If UFS didn't allow holes in files, we could bypass the bmap in all the cases that the page was in memory. One possible solution is to remember whether the file has holes and do the bmap only if the page is not in memory or if the file has holes.
Data in the inode
Many files are small, less than 2KB. Caching small files in the system causes fragmentation since the cache is made up of pages which are typically larger than the average file. We would like the caching effect without the fragmentation effect. This could be achieved by increasing the size of the inode in memory and caching small files in the extra space. This is already done for symbolic links of the link is small enough. Inodes are already cached in the system separately from pages which means that the system could satisfy many requests directly from the inode instead of the page cache. This would not work for mmap() since the data would not be page aligned.
Extents vs blocks
UFS maintains a physical block number for each logical block number. Given that UFS now allocates mostly contiguous files, there is a potential for substantial space savings by storing extent tuples of instead of a long list of physical blocks. Unfortunately, this would mean an on-disk format change which is not acceptable for UFS. However, if this idea were coupled with the inode cache, large files could use the extra space as a bmap cache. To maximize the benefit of the space, the cache could be a cache of extent tuples.
B_ORDER
We would like to improve performance of UFS for the average user, not just the users who want high sequential I/O rates. One approach is to discard UFS in favor of a log-based file system. However, there are improvements that can be made to UFS today, and the installed base of UFS disks makes them worth considering.

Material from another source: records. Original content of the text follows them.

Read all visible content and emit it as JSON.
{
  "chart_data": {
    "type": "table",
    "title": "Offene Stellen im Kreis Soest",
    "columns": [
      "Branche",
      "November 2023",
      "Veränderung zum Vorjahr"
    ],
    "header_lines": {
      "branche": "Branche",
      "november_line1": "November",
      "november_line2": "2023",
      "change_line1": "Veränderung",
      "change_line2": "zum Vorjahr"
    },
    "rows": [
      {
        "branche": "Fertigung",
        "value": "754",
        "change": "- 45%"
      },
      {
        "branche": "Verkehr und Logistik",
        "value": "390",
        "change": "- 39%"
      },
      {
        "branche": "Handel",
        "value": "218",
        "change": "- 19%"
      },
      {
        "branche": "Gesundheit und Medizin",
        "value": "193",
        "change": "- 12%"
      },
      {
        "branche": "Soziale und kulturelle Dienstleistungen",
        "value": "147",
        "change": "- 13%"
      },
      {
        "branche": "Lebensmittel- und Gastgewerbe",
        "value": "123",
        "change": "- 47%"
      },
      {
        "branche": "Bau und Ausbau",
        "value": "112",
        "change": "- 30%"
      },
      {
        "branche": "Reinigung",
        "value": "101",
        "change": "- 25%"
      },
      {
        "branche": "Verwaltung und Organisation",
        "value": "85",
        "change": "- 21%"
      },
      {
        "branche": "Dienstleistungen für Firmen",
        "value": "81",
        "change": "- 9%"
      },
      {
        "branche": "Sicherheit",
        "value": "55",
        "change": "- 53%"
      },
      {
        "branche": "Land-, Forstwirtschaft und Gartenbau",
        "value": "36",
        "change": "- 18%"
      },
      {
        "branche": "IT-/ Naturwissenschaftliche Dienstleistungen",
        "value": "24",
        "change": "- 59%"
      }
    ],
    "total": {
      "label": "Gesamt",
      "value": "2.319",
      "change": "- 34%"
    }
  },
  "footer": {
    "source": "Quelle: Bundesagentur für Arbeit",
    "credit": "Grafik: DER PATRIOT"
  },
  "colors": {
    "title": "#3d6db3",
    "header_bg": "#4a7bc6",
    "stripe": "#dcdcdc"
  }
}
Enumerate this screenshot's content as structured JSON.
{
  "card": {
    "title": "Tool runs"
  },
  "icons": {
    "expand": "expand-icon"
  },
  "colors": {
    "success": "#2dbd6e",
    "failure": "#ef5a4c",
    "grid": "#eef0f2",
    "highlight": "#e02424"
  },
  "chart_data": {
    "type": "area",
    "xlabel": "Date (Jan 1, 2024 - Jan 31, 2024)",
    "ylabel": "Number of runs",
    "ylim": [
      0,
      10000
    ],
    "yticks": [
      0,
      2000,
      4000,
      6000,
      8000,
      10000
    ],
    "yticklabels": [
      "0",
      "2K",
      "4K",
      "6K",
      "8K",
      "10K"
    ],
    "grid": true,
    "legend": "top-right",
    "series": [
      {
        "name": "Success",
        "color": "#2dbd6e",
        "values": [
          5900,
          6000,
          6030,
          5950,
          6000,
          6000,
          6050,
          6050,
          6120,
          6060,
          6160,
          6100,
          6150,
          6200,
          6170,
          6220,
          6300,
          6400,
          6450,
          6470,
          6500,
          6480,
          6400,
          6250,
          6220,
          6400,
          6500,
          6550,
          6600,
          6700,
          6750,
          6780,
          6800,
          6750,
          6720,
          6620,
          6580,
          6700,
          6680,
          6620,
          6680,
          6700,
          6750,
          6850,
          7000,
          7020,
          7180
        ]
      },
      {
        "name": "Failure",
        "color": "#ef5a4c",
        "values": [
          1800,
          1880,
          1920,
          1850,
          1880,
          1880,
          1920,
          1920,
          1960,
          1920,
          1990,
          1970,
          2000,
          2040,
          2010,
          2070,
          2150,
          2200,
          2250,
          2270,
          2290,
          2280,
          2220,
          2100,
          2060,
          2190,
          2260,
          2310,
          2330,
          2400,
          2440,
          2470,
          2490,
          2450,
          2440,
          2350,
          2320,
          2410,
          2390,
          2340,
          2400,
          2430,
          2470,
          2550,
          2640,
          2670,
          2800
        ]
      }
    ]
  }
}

A long standing problem with UFS is that it does many operations, such as directory updates, synchronously to maintain file system consistency on the disk. The file system uses synchronous writes to insure an absolute ordring when necessary. If there was a way to insure the order of critical writes, the file system would be able to do many operations asychronously. The performance of commands like rm * would improve substantially.
The B_ORDER flag would be passed down to the various disk drivers. Requests in the disk queue with the B_ORDER flag may not be reordered by the driver, by disksort or by the controller.